Description:

Duties and Responsibilities:
  • Draft, review, and negotiate commitment letters and term sheets as well as primary loan and security documentation and ancillary deliverables.
  • Prepare and review issues lists and summary grids.
  • Conduct legal research, depending on client needs.
  • Manage deal teams and processes from initial discussions through closing and post-closing matters.
  • Conduct due diligence and provide legal services to leading international and domestic corporate clients, including private equity sponsors, corporate borrowers, commercial and investment banks.
  • Be a primary point of contact for clients, opposing counsel, and other transactional legal teams.
  • Assist clients with ongoing deal administration, including joinders, amendments, interpretive questions, and collateral matters.
  • Review initial drafts of credit agreements and other loan documents for various types of transactions, including both first and second lien structures, bank-bond financings, asset-based transactions, prepare succinct issues lists and revise drafts reflecting client comments.
  • Attend and present educational seminars and have a high degree of contact with clients, opposing counsel, and other parties.

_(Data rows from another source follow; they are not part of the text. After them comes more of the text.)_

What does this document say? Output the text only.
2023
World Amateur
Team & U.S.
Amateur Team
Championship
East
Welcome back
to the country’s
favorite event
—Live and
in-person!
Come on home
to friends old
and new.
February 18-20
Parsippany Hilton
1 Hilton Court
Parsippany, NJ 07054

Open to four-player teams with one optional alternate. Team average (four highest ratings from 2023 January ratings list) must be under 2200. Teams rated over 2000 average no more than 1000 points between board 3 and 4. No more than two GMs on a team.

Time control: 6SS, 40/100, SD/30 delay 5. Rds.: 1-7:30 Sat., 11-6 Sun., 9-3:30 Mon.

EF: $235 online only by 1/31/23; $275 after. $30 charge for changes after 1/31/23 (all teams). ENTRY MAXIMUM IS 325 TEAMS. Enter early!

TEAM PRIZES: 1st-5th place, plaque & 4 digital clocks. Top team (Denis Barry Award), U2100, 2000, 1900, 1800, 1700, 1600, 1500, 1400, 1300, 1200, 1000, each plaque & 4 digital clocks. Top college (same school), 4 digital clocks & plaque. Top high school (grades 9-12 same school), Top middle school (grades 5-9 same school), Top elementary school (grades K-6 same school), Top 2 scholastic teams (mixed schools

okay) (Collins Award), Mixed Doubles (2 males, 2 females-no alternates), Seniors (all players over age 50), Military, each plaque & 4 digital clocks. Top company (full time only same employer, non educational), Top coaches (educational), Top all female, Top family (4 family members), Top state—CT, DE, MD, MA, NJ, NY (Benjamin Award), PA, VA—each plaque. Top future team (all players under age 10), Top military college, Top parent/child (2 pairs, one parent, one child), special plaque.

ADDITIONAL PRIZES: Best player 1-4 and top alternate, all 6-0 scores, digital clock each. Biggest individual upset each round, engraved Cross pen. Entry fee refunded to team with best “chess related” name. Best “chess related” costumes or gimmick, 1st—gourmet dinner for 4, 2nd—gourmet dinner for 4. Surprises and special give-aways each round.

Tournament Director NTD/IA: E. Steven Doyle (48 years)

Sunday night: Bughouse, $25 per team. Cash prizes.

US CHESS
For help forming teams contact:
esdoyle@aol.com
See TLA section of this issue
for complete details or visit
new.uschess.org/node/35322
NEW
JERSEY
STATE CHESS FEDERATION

  • Exercise good judgment in internal and external written and verbal communications.
  • Mentor and train junior team-members.
  • Attend and participate in continuing education classes and client development initiatives.
  • Salary: $310,000 - $390,000

Qualifications:
  • J.D., LL.M., or U.S. equivalent in law, plus 3 years of professional experience as Attorney, Associate, Law Clerk, or related occupation/position/job title providing legal advice at an international law firm and managing and negotiating domestic and cross-border debt financing transactions.
  • Must also have experience with the following special skills: 3 years of professional experience advising both large and small cap private equity sponsors, corporate borrowers, commercial and investment banks and other clients in the energy/infrastructure, technology, financial services and telecommunications industries on all aspects of transactions and the financing life cycle on both the borrower and lender side; 3 years of professional experience overseeing multiple legal projects involving debt restructurings, reserve-based lending, asset-based lending, acquisition financings, general syndicated lending, capital markets offerings and direct lending transactions; 3 years of professional experience advising on deal administration, including joinders, amendments, interpretive questions, liability management and collateral matters; 3 years of professional experience with cross-border financing structures and global issues relating to secured transactions and lending, including experience with LMA style UK-law secured financings and working with cross border teams and international clients from multiple countries; and 3 years of professional experience training junior associates and legal assistants in connection with the administration and execution of debt financing transactions.
  • Must be admitted to the New York State Bar.